Eric Besson veut fermer la « jungle ». En visite hier dans la région de Calais, le ministre de l’Immigration a annoncé son intention de prendre des mesures pour démanteler, avant la fin de la l’année, la « jungle », un terrain où des centaines de clandestins transitent avant d’embarquer vers l’Angleterre.
Environ 800 migrants, principalement des Afghans et des Irakiens y survivent, souvent avec l’aide de la population locale. Depuis quelques mois, selon Natasha Bouchart, la maire de Calais, la situation serait devenue « intenable », avec un « doublement » de l’afflux des réfugiés.

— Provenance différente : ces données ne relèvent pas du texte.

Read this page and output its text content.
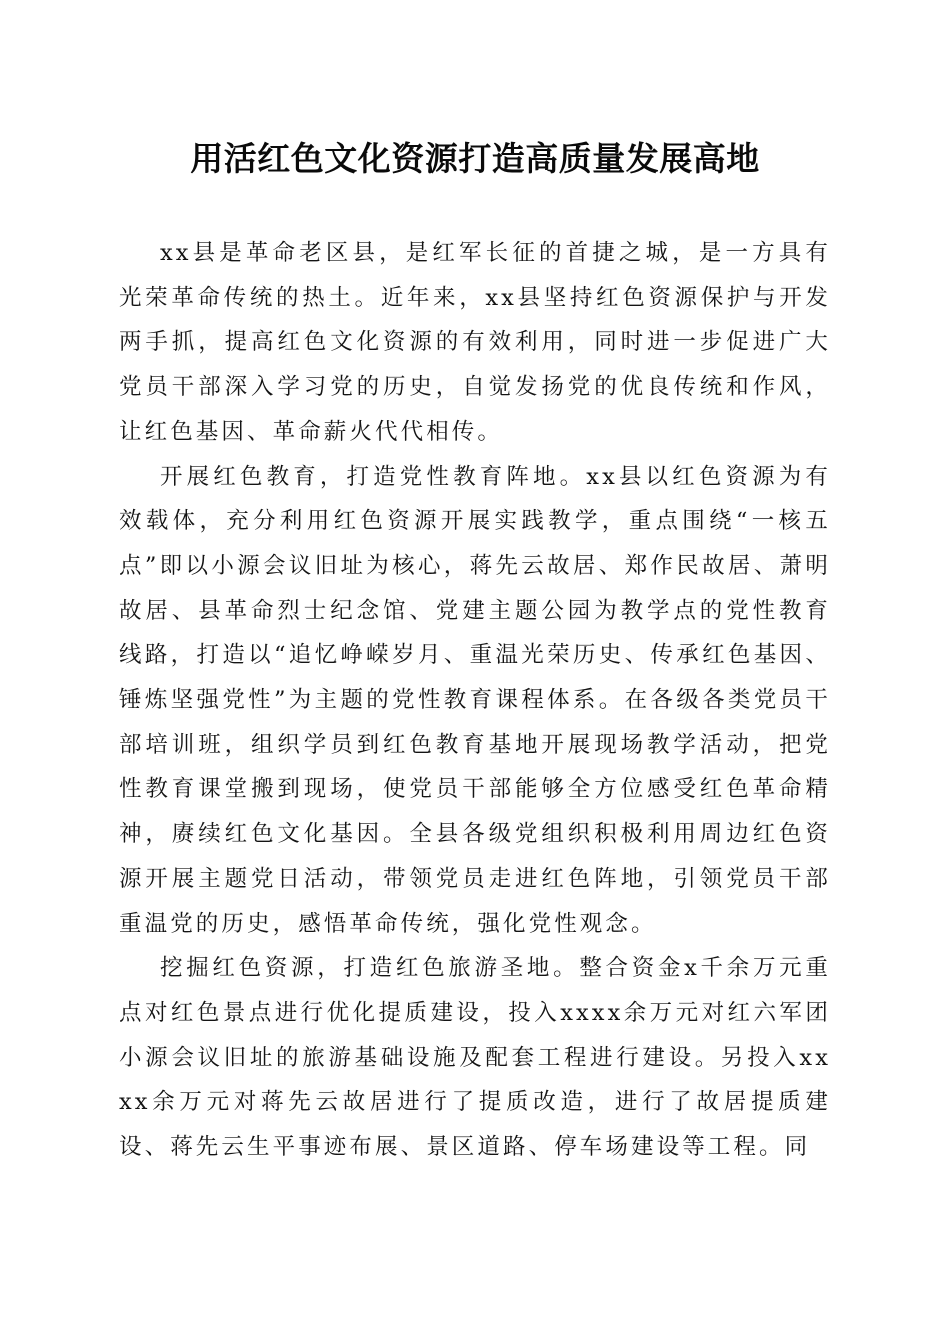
用活红色文化资源打造高质量发展高地

xx县是革命老区县，是红军长征的首捷之城，是一方具有光荣革命传统的热土。近年来，xx县坚持红色资源保护与开发两手抓，提高红色文化资源的有效利用，同时进一步促进广大党员干部深入学习党的历史，自觉发扬党的优良传统和作风，让红色基因、革命薪火代代相传。

开展红色教育，打造党性教育阵地。xx县以红色资源为有效载体，充分利用红色资源开展实践教学，重点围绕“一核五点”即以小源会议旧址为核心，蒋先云故居、郑作民故居、萧明故居、县革命烈士纪念馆、党建主题公园为教学点的党性教育线路，打造以“追忆峥嵘岁月、重温光荣历史、传承红色基因、锤炼坚强党性”为主题的党性教育课程体系。在各级各类党员干部培训班，组织学员到红色教育基地开展现场教学活动，把党性教育课堂搬到现场，使党员干部能够全方位感受红色革命精神，赓续红色文化基因。全县各级党组织积极利用周边红色资源开展主题党日活动，带领党员走进红色阵地，引领党员干部重温党的历史，感悟革命传统，强化党性观念。

挖掘红色资源，打造红色旅游圣地。整合资金x千余万元重点对红色景点进行优化提质建设，投入xxxx余万元对红六军团小源会议旧址的旅游基础设施及配套工程进行建设。另投入xxxx余万元对蒋先云故居进行了提质改造，进行了故居提质建设、蒋先云生平事迹布展、景区道路、停车场建设等工程。同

Multiplication des opérations de police

De 1999 à 2002, le centre de rétention de Sangatte, bien vite débordé, était le refuge des migrants. Depuis sa fermeture, c’est dans la zone industrielle des Dunes, au nord-est de Calais, que les réfugiés survivent dans des abris de fortune. Des tentes faites de bric et de broc, abritées dans les sous-bois, où les migrants peuvent rester plusieurs mois. Leur espoir : rejoindre clandestinement l’Angleterre, notamment en montant à bord de camions ou de ferries.
« Il n’y a pas assez de pressions de la police sur les passeurs et les filières clandestines », a expliqué hier Eric Besson, qui entend multiplier les opérations coups de poing dans la zone. Mardi dernier, déjà, près de 200 migrants avaient été interpellés dans la région, au cours d’une vaste opération impliquant près de 500 policiers et gendarmes. Tous ont été relâchés, et une dizaine a été placée dans des centres de rétention pour des raisons administratives.

« Six mesures concrètes »

Restait à savoir quelle solution alternative à la « jungle » serait proposée par le gouvernement. Si la construction d’un nouveau Sangatte est exclue, « six actions concrètes » vont être mise en œuvre. Le ministre a ainsi cité « un point de recueil de demandes d’asile qui devrait être opérationnel le 5 mai », « un point de distribution de repas », ou encore un autre « permettant l’accès aux soins ».
Par ailleurs, Eric Besson a annoncé que « huit millions d’euros d’aide seront engagés à Calais dans le cadre d’un plan de relance ». Le plan de démantèlement de la « jungle » sera bientôt proposé par les services locaux de l’Etat, sans plus de précision pour le moment.
Ces actions humanitaires suffiront-elle à faire disparaître la « jungle » ? Pierre Henry, directeur général de l’asociation France Terre d’asile, est sceptique : « Ce sont les manquements de l’Etat, depuis 2002, en termes de mesures d’accompagnement, qui ont généré cette situation, explique-t-il.
Plutôt que d’en finir avec la « jungle », elle sera, au mieux, déplacée… Désormais, il faut une réponse au niveau européen, tant chaque pays joue la stratégie de la patate chaude, en se renvoyant les migrants. Surtout, la politique égoïste et sécuritaire de l’Angleterre transfère le problème sur les côtes françaises. »
Sur ce dernier point, Eric Besson a souhaité hier que « la Grande-Bretagne prenne une part plus grande dans le contrôle de sa frontière avec l’espace Shengen ».
Une stratégie commune, entre la France et la Grande-Bretagne pourrait être adoptée lors d’un sommet prévu le 6 juillet. En attendant, les candidats à l’eldorado britannique continuent d’affluer, fragiles et épuisés, sur la côte du Calaisis.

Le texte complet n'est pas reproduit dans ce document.